Es ist sieben Uhr in Tel Aviv, früher Morgen, das Auto ist betankt, das Haus unter der riesigen Palme abgeschlossen, die Alarmanlage angestellt. Wasserflasche? Okay! Der alte Mann klemmt sich hinters Steuer, neben ihm streicht seine Frau ihre grauen Wuschel zurecht, und: los!

Man muss nur sehen, wie dieser Mann, schlohweiß Schopf und Bart, Auto fährt, und man weiß alles über den 81-jährigen Fotografen Micha Bar-Am . Diese Energie. Das Unaufhaltsame. Der Wille, alles zu geben, auch Spaß zu haben, dabei zu sein. Erst vorgestern Nacht sind die beiden Alten mit ihrem Gast durch das Nightlife von Tel Aviv gebraust, vorbei an funkelnden Straßencafés, und gestern Abend in den Hafen von Jaffa, wo sich die Kunstszene bei Sonnenuntergang trifft. Und heute früh nun in den Norden, zum See Genezareth. Dort zeigt das Open Museum for Photography im Industriepark Tel Hai in diesem Sommer seine Bilder. Es werden vier Autobusse erwartet, deutschstämmige Juden, die Jeckes , kommen. Micha und Orna, der Künstler und seine Frau, werden zu den Gästen sprechen.

Micha Bar-Am, der vor über einem halben Jahrhundert mit dem Fotografieren begann, ist en vogue. Die Zeitung Ha’aretz hat ihm gerade eine Seite gewidmet, nächste Woche sind seine Bilder einer geteilten Stadt in Jerusalem zu sehen, auch in seinem Geburtsland Deutschland wurden sie gezeigt, zuletzt in Berlin , eine große Werkschau, kuratiert von der Kulturwissenschaftlerin Alexandra Nocke.

Der Fotoreporter der berühmten amerikanischen Agentur Magnum ist zu einem Chronisten der israelischen Geschichte geworden. Seine Fotos sind Inbilder: gezackte Schützengräben, die das Land tief aufreißen, Negev-Wüste 1956. David Ben Gurion, der erste Premier, auf einer Straße in den Abend gehend, Kibbuz Sde Boker 1966. Kinder, die sich unter einen Busunterstand drängen – es wirkt, als seien sie in einem sonnendurchglühten Nichts ausgesetzt. Zerlumpte Soldaten, in den Staub geworfen, die Hände auf den Rücken gefesselt. West-Bank. Gaza. Libanon. Golan.

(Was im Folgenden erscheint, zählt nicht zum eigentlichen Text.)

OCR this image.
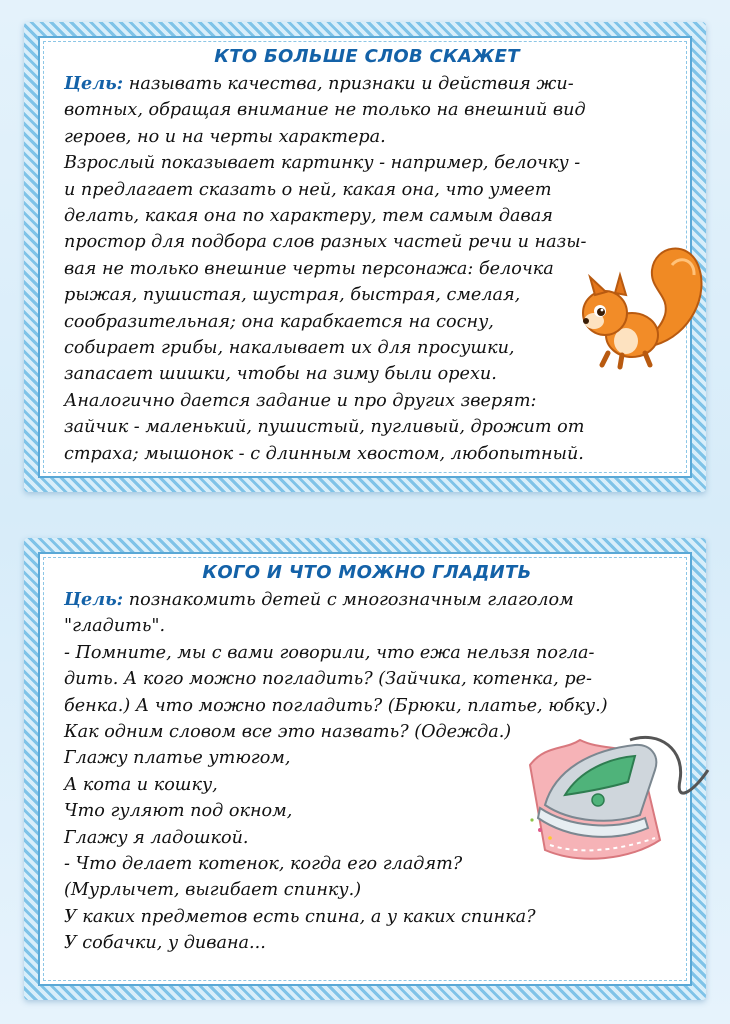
КТО БОЛЬШЕ СЛОВ СКАЖЕТ
Цель: называть качества, признаки и действия жи-
вотных, обращая внимание не только на внешний вид
героев, но и на черты характера.
Взрослый показывает картинку - например, белочку -
и предлагает сказать о ней, какая она, что умеет
делать, какая она по характеру, тем самым давая
простор для подбора слов разных частей речи и назы-
вая не только внешние черты персонажа: белочка
рыжая, пушистая, шустрая, быстрая, смелая,
сообразительная; она карабкается на сосну,
собирает грибы, накалывает их для просушки,
запасает шишки, чтобы на зиму были орехи.
Аналогично дается задание и про других зверят:
зайчик - маленький, пушистый, пугливый, дрожит от
страха; мышонок - с длинным хвостом, любопытный.
КОГО И ЧТО МОЖНО ГЛАДИТЬ
Цель: познакомить детей с многозначным глаголом
"гладить".
- Помните, мы с вами говорили, что ежа нельзя погла-
дить. А кого можно погладить? (Зайчика, котенка, ре-
бенка.) А что можно погладить? (Брюки, платье, юбку.)
Как одним словом все это назвать? (Одежда.)
Глажу платье утюгом,
А кота и кошку,
Что гуляют под окном,
Глажу я ладошкой.
- Что делает котенок, когда его гладят?
(Мурлычет, выгибает спинку.)
У каких предметов есть спина, а у каких спинка?
У собачки, у дивана...
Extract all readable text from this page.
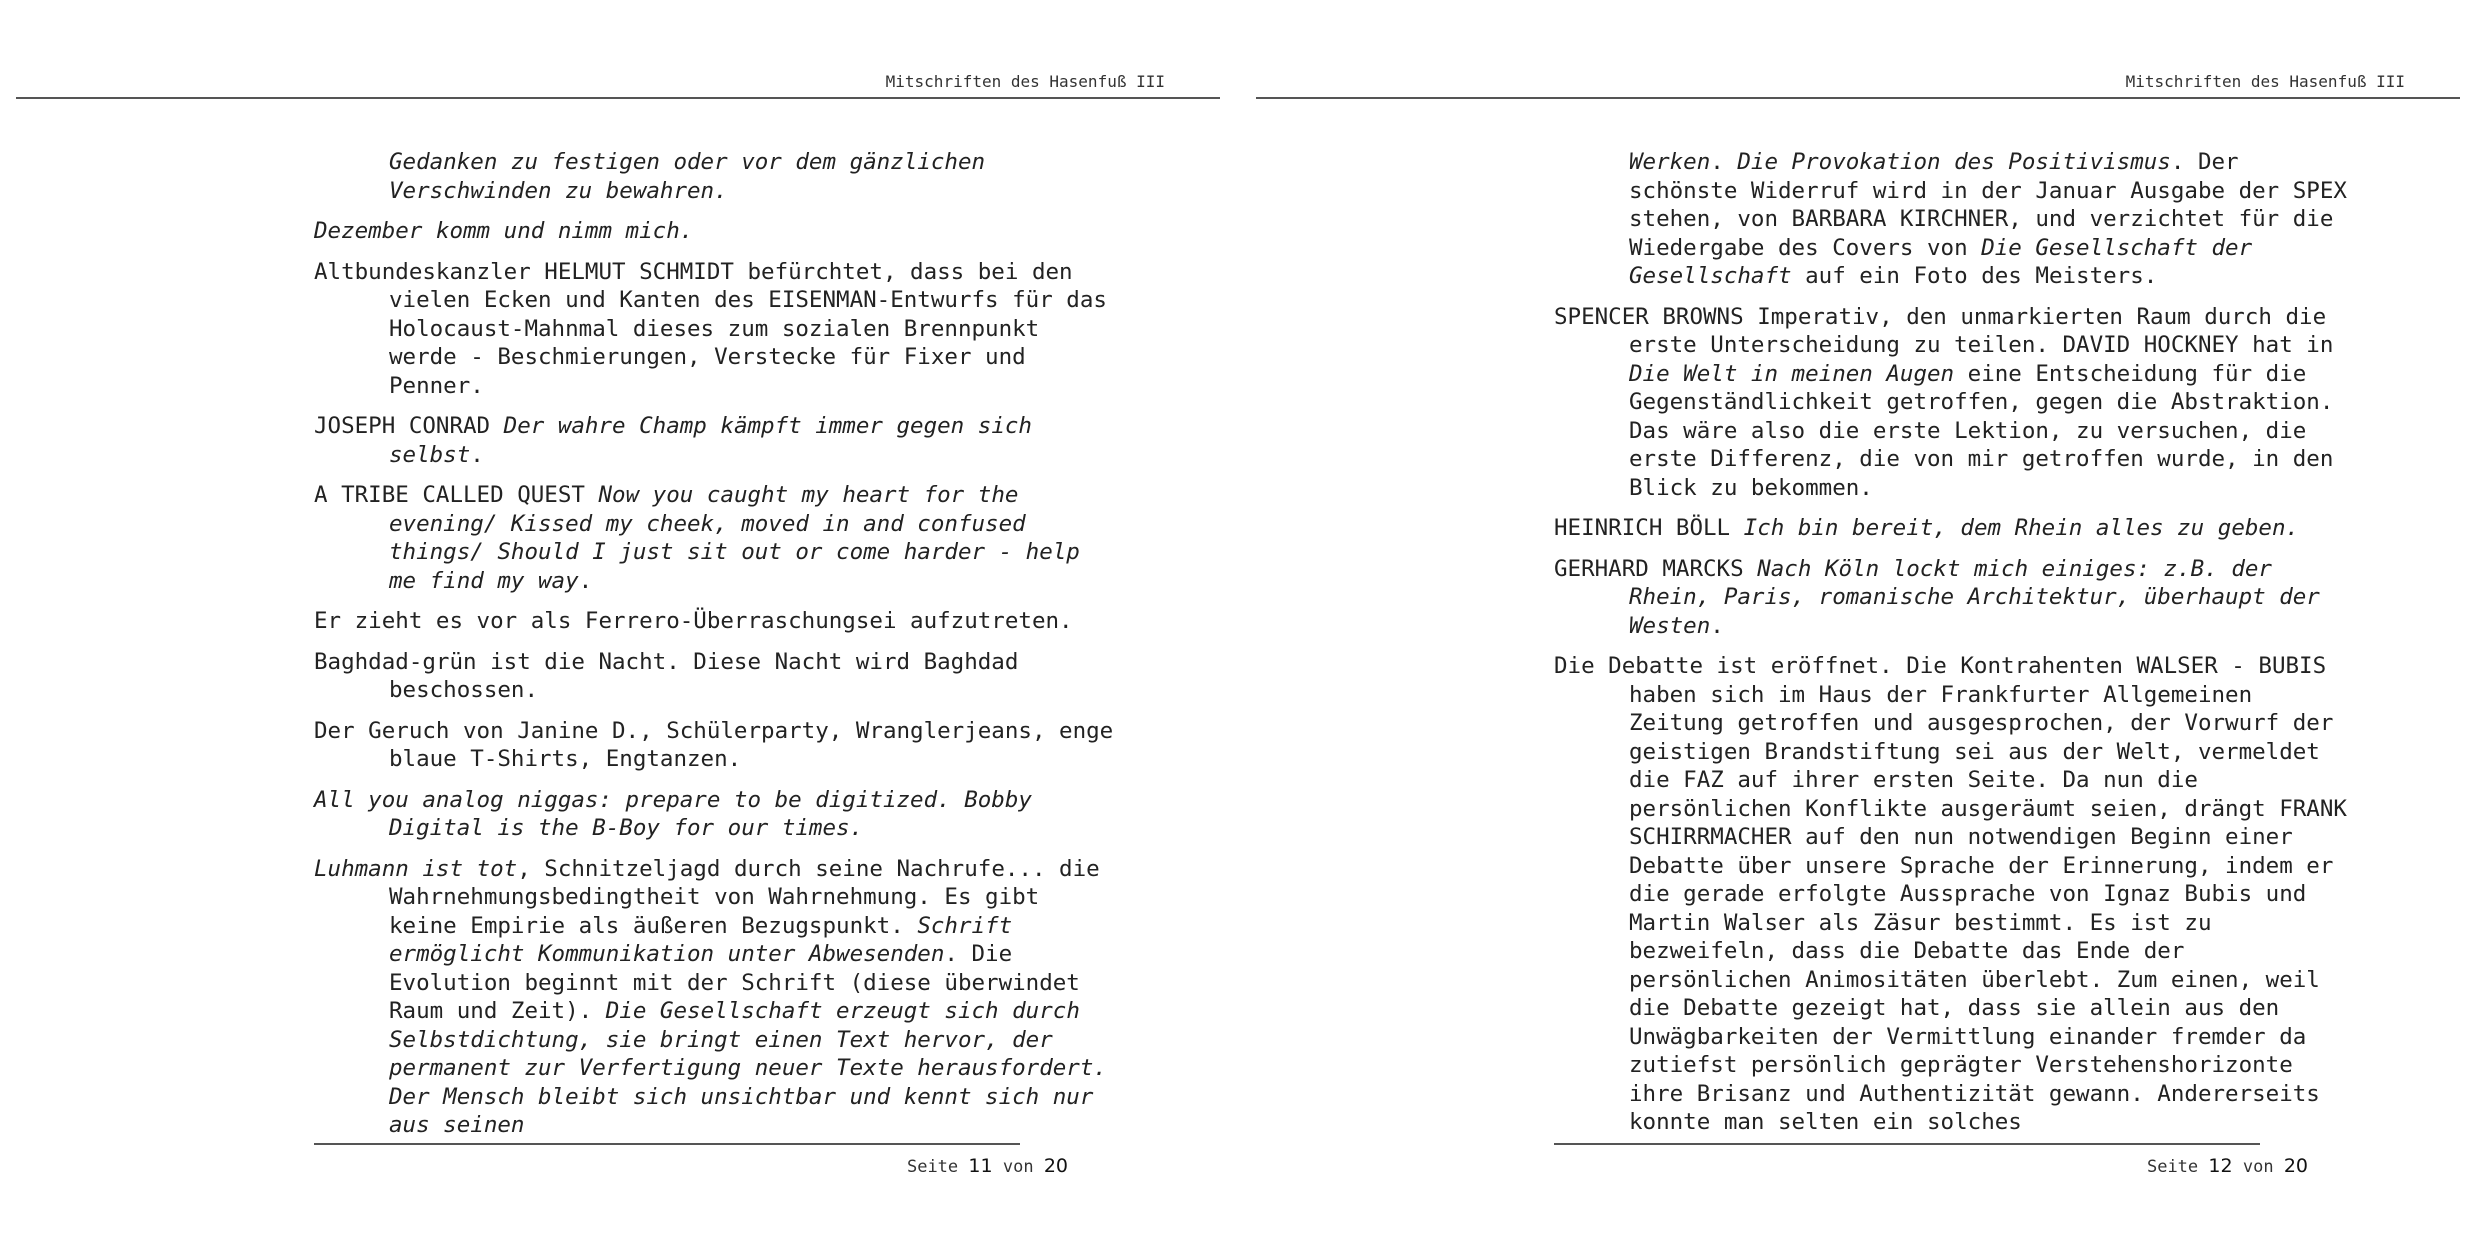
Mitschriften des Hasenfuß III

Gedanken zu festigen oder vor dem gänzlichen Verschwinden zu bewahren.

Dezember komm und nimm mich.

Altbundeskanzler HELMUT SCHMIDT befürchtet, dass bei den vielen Ecken und Kanten des EISENMAN-Entwurfs für das Holocaust-Mahnmal dieses zum sozialen Brennpunkt werde - Beschmierungen, Verstecke für Fixer und Penner.

JOSEPH CONRAD Der wahre Champ kämpft immer gegen sich selbst.

A TRIBE CALLED QUEST Now you caught my heart for the evening/ Kissed my cheek, moved in and confused things/ Should I just sit out or come harder - help me find my way.

Er zieht es vor als Ferrero-Überraschungsei aufzutreten.

Baghdad-grün ist die Nacht. Diese Nacht wird Baghdad beschossen.

Der Geruch von Janine D., Schülerparty, Wranglerjeans, enge blaue T-Shirts, Engtanzen.

All you analog niggas: prepare to be digitized. Bobby Digital is the B-Boy for our times.

Luhmann ist tot, Schnitzeljagd durch seine Nachrufe... die Wahrnehmungsbedingtheit von Wahrnehmung. Es gibt keine Empirie als äußeren Bezugspunkt. Schrift ermöglicht Kommunikation unter Abwesenden. Die Evolution beginnt mit der Schrift (diese überwindet Raum und Zeit). Die Gesellschaft erzeugt sich durch Selbstdichtung, sie bringt einen Text hervor, der permanent zur Verfertigung neuer Texte herausfordert. Der Mensch bleibt sich unsichtbar und kennt sich nur aus seinen

Seite 11 von 20
Mitschriften des Hasenfuß III

Werken. Die Provokation des Positivismus. Der schönste Widerruf wird in der Januar Ausgabe der SPEX stehen, von BARBARA KIRCHNER, und verzichtet für die Wiedergabe des Covers von Die Gesellschaft der Gesellschaft auf ein Foto des Meisters.

SPENCER BROWNS Imperativ, den unmarkierten Raum durch die erste Unterscheidung zu teilen. DAVID HOCKNEY hat in Die Welt in meinen Augen eine Entscheidung für die Gegenständlichkeit getroffen, gegen die Abstraktion. Das wäre also die erste Lektion, zu versuchen, die erste Differenz, die von mir getroffen wurde, in den Blick zu bekommen.

HEINRICH BÖLL Ich bin bereit, dem Rhein alles zu geben.

GERHARD MARCKS Nach Köln lockt mich einiges: z.B. der Rhein, Paris, romanische Architektur, überhaupt der Westen.

Die Debatte ist eröffnet. Die Kontrahenten WALSER - BUBIS haben sich im Haus der Frankfurter Allgemeinen Zeitung getroffen und ausgesprochen, der Vorwurf der geistigen Brandstiftung sei aus der Welt, vermeldet die FAZ auf ihrer ersten Seite. Da nun die persönlichen Konflikte ausgeräumt seien, drängt FRANK SCHIRRMACHER auf den nun notwendigen Beginn einer Debatte über unsere Sprache der Erinnerung, indem er die gerade erfolgte Aussprache von Ignaz Bubis und Martin Walser als Zäsur bestimmt. Es ist zu bezweifeln, dass die Debatte das Ende der persönlichen Animositäten überlebt. Zum einen, weil die Debatte gezeigt hat, dass sie allein aus den Unwägbarkeiten der Vermittlung einander fremder da zutiefst persönlich geprägter Verstehenshorizonte ihre Brisanz und Authentizität gewann. Andererseits konnte man selten ein solches

Seite 12 von 20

"Die Kriege sind im israelischen Kalender erfasst wie indianische Skalpe an einem abgewetzten Gürtel", schreibt die Schriftstellerin Nava Semel in dem eben erschienenen Band Insight , der die schönsten Bilder Bar-Ams versammelt. Sie sind Ikonen, in denen sich die Geschichte des Landes verdichtet, ja Micha Bar-Am ist selbst so etwas wie eine Ikone, gestern Abend in Jaffa jedenfalls wehten ihm Hände entgegen, Schalom, Micha, Schalom! Wer das war? Eine Dichterin! Meine Nachbarin! Und der? Jitzhak Navon, sagte Bar-Am fröhlich, der fünfte Staatspräsident Israels.

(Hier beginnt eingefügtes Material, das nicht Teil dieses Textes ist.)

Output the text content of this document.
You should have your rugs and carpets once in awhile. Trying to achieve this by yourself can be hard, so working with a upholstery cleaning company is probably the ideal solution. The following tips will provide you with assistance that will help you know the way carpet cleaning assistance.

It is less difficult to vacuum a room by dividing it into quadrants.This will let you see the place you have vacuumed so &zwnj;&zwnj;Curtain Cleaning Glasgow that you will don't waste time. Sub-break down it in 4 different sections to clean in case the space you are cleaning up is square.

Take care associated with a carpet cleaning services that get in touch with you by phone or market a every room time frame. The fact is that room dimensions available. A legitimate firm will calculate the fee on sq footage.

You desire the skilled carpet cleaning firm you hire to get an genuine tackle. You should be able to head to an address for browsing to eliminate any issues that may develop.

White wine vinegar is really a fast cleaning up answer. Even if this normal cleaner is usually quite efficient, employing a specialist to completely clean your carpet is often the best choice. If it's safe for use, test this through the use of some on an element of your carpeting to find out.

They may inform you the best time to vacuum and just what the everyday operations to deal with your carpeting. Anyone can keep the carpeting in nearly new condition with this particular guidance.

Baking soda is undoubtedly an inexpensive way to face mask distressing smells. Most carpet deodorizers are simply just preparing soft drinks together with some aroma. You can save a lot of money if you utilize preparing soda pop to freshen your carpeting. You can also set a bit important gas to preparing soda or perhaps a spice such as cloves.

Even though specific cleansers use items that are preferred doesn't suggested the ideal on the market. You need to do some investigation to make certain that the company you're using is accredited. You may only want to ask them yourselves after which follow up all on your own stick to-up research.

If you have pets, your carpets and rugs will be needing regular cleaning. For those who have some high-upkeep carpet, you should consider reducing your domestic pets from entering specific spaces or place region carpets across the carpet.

Micha Bar-Am, geboren 1930 in Berlin, kam 1936 nach Israel. Michael Aguli hieß der Junge da noch, sein Vater ist ein Sohn russischer Flüchtlinge aus dem zaristischen Russland. Unsere Fahrt nach Tel Hai streift durch Landschaften von Bar-Ams Leben. Linker Hand das Meer, über das die Familie anreiste, rechter Hand mäandert die Betonwand, man erhascht Blicke auf karge Hügel und Dörfer, dies ist die West-Bank, "die Wunde, die wir sind, Juden und Araber, die schon 150 Jahre bluten", schreibt Nava Semel. Ein Foto von Bar-Am aus dem Jahr 1969 zeigt eine nackte Hand, die eine Mine freilegt. Dann, 1979, Wäscheleinen, an denen neben Socken und Kippas israelische Fahnen zappeln. Vor uns, zur Linken, liegt Haifa, wo die Familie ausgeschifft wurde und wo der Papa eine Eisfabrik gründete und verlor. Im Hafen von Haifa wird Micha malochen, der sich, zum Ärger der Eltern, mit 13 Jahren in Bar-Am unbenannt hatte, Bar wie "wild" und Am wie "Volk".